The venerable almanac’s 2010 edition, which goes on sale today, says numbing cold will predominate in the country’s midsection, from the Rocky Mountains in the West to the Appalachians in the East.
Managing Editor Sandi Duncan said it’s going to be an “ice cold sandwich.”
“We feel the middle part of the country’s really going to be cold — very, very cold, very, very frigid, with a lot of snow,” she said. “On the East and West coasts, it’s going to be a little milder. Not to say it’s going to be a mild short winter, but it’ll be milder compared to the middle of the country.”
The almanac, which has been published since 1818, issues annual forecasts using a formula based on sunspots, planetary positions and the effects of the moon.
This winter, the 200-page publication says it’ll be cool and snowy in the Northeast, bitterly cold and dry in the Great Lakes states, and cold and snowy across the North Central states.
It says the Northwest will be cool with average precipitation, the Southwest will be mild and dry, the South Central states will be cold and wet, and the Southeast will be mild and dry.
Mild valley winter?
But the almanac’s forecast is at odds with the National Weather Service, which is calling for warmer-than-normal temperatures across much of the country because of an El Nino system in the tropical Pacific Ocean, said Mike Halpert, deputy director of the NOAA Climate Prediction Center in Camp Springs, Md.
“The stronger El Nino becomes, the more confident and the more likely it will be the northern part of the country will have a milder-than-average winter,” Halpert said.
Mark Ewens, data manager with the weather service’s Grand Forks office, said it’s a little early to make broad predictions for the region’s winter. Still, there are some indications on how it might turn out.
The solar signal has been at a minimum, he said, and there is a correlation between sunspots and winters in the Northern Plains. Researchers with the Climate Prediction Center continue to track the El Nino system, which could make for some pleasant changes in weather if it continues to intensify.
“In general terms, the Northern Plains usually benefit by overall milder winters during an El Nino,” he said.
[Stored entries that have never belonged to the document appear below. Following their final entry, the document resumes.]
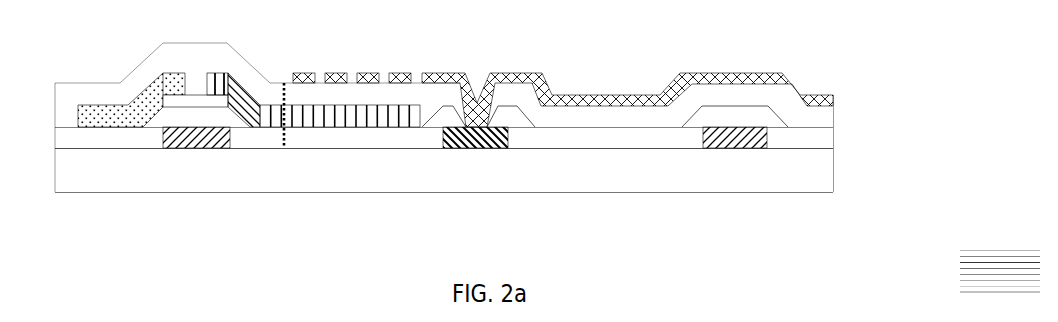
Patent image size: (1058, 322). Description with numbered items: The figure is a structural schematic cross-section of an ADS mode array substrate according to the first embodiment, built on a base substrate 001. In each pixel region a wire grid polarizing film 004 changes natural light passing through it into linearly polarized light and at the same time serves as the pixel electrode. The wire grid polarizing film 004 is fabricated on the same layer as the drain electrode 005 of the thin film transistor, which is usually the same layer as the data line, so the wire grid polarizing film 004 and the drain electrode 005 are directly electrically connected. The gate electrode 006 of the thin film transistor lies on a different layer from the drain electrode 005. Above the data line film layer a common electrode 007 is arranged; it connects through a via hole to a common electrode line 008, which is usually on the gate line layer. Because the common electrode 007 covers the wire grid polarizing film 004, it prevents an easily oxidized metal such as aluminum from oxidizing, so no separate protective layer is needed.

The base substrate 001 is at (818, 170).
The wire grid polarizing film 004 is at (322, 125).
The drain electrode 005 is at (257, 125).
The gate electrode 006 is at (202, 143).
The common electrode 007 is at (568, 95).
The common electrode line 008 is at (477, 148).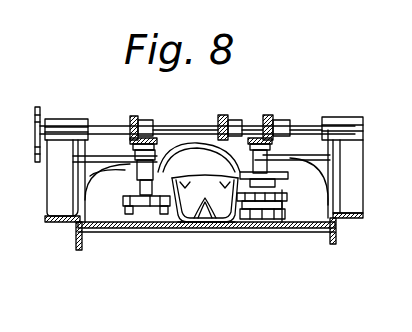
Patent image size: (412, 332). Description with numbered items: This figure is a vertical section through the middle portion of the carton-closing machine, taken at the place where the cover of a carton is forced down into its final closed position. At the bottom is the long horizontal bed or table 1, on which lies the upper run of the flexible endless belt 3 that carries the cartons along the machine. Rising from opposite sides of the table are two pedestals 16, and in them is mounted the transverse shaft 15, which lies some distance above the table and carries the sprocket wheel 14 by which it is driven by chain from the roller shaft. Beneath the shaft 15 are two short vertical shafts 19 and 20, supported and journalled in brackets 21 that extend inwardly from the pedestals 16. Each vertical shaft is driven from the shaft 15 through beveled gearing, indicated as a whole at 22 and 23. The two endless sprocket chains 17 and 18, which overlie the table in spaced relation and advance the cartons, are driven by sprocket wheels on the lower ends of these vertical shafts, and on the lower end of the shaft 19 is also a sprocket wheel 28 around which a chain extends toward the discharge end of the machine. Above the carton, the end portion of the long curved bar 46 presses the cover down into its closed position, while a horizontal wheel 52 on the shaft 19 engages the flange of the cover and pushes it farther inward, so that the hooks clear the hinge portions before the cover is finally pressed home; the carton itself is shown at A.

The bed or table 1 is at (150, 230).
The endless belt 3 is at (110, 228).
The sprocket wheel 14 is at (37, 107).
The transverse shaft 15 is at (176, 126).
The pedestals 16 is at (50, 183).
The sprocket chain 17 is at (296, 220).
The sprocket chain 18 is at (124, 204).
The vertical shaft 19 is at (287, 196).
The vertical shaft 20 is at (128, 181).
The brackets 21 is at (112, 166).
The beveled gearing 22 is at (270, 115).
The beveled gearing 23 is at (134, 116).
The sprocket wheel 28 is at (232, 220).
The bar 46 is at (203, 165).
The horizontal wheel 52 is at (284, 179).
The article A is at (200, 216).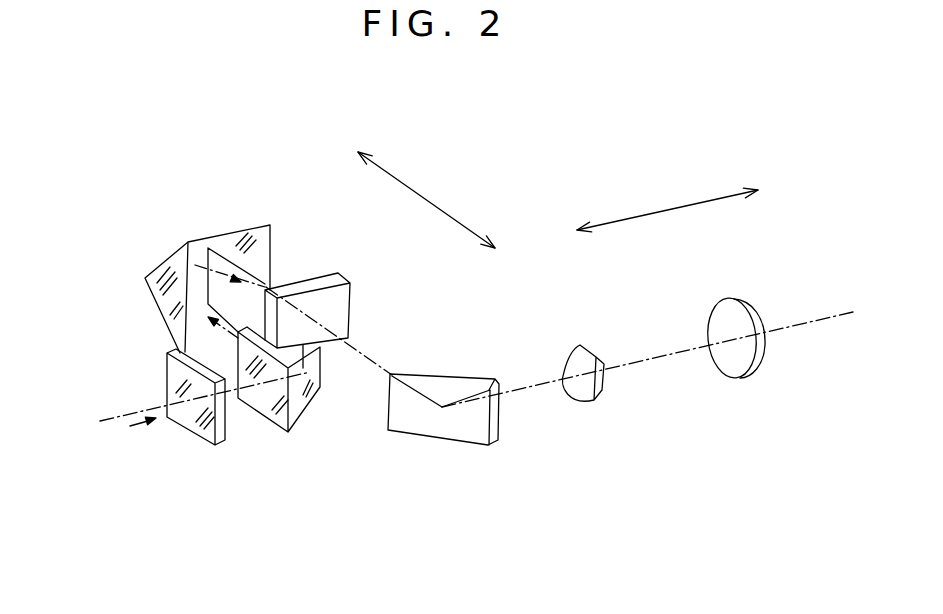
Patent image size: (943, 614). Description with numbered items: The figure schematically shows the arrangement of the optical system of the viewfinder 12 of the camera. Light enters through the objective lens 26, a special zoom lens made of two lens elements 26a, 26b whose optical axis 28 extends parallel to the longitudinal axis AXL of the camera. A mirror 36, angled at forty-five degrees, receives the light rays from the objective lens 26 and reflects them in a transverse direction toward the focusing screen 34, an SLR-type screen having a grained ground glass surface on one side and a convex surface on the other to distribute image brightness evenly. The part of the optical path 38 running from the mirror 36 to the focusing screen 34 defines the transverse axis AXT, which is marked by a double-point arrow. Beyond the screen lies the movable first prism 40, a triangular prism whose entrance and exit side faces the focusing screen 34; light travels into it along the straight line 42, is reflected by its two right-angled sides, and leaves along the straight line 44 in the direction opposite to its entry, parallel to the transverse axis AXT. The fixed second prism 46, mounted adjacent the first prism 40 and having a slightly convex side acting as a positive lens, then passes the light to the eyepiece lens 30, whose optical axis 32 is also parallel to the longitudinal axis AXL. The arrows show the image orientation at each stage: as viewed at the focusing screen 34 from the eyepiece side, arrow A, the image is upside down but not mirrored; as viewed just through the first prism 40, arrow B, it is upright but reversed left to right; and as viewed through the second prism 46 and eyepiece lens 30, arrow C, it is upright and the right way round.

The viewfinder 12 is at (322, 521).
The objective lens 26 is at (681, 370).
The lens element 26a is at (745, 378).
The lens element 26b is at (598, 401).
The optical axis 28 is at (828, 314).
The eyepiece lens 30 is at (198, 434).
The optical axis 32 is at (116, 417).
The focusing screen 34 is at (320, 282).
The mirror 36 is at (468, 433).
The optical path 38 is at (375, 358).
The first prism 40 is at (170, 262).
The straight line 42 is at (243, 262).
The straight line 44 is at (235, 310).
The second prism 46 is at (309, 390).
The arrow A is at (236, 274).
The arrow B is at (222, 328).
The arrow C is at (138, 430).
The transverse axis AXT is at (436, 203).
The longitudinal axis AXL is at (655, 212).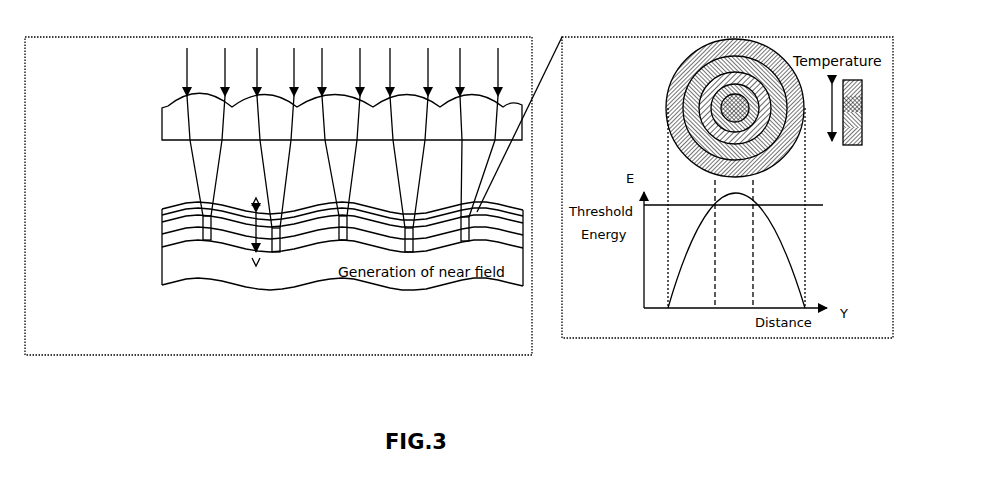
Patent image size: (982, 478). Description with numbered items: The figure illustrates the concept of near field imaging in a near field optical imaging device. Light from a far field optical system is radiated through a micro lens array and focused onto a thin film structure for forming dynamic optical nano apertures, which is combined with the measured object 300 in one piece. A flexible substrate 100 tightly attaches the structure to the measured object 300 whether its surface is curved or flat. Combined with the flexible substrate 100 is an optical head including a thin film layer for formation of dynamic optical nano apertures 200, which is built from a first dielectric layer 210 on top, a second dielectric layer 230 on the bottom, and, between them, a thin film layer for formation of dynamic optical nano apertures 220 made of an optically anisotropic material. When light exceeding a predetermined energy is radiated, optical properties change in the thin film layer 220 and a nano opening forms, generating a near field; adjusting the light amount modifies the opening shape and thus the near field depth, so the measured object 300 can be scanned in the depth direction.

The system tends to give the Red River Valley a milder December and January, the core winter months, and usually means the region can expect average snowfall amounts. Grand Forks’ average snowfall is 45 inches each winter.
But it also often results in a colder-than-average February and March.
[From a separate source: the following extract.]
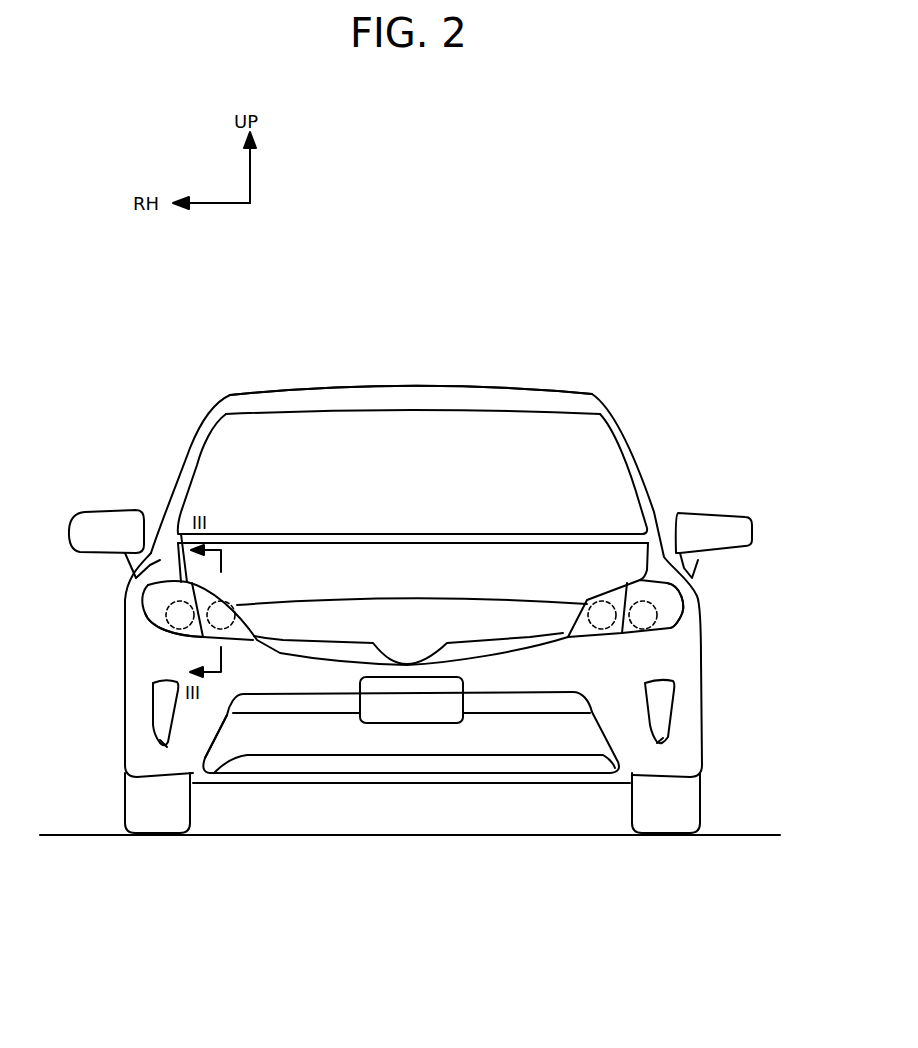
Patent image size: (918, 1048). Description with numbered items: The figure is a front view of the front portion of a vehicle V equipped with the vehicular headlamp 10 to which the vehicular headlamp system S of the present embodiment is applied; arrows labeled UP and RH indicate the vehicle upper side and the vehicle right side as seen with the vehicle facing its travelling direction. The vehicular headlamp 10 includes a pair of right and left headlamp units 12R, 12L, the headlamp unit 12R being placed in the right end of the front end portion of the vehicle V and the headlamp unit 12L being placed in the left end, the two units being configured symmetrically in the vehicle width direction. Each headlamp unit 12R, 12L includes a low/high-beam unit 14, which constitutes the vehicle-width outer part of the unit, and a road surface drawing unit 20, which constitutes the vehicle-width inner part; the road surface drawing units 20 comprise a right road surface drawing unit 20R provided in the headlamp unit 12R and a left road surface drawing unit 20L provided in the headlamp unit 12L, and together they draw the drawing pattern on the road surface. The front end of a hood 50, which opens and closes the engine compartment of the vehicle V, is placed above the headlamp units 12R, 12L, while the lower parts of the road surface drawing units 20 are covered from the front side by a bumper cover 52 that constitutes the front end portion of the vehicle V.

The last time the system affected the valley’s weather was during the 2006-07 winter, which had slightly warmer temperatures during a weak El Nino system. But Ewens pointed out that the El Nino pattern
doesn’t necessarily mean it will be a mild season, and he said there have been six winters on record with below-average temperatures in the region during the system.
For now, national climatologists are calling for a warmer winter than the past couple of snowy, cold years. But oscillation over the Pacific Ocean is entering a cool phase, which he said could weaken the El Nino system and change that forecast.
“Every year is different,” Ewens said. “The main thing is that the El Nino does not guarantee 100 percent that the winter’s going to be warm and dry.”
The almanac and the weather service agree on their predictions of warmer-than-usual conditions across much of the country next summer.
The Farmers’ Almanac, not to be confused with the New Hampshire-based Old Farmer’s Almanac, has a circulation of about 3.5 million.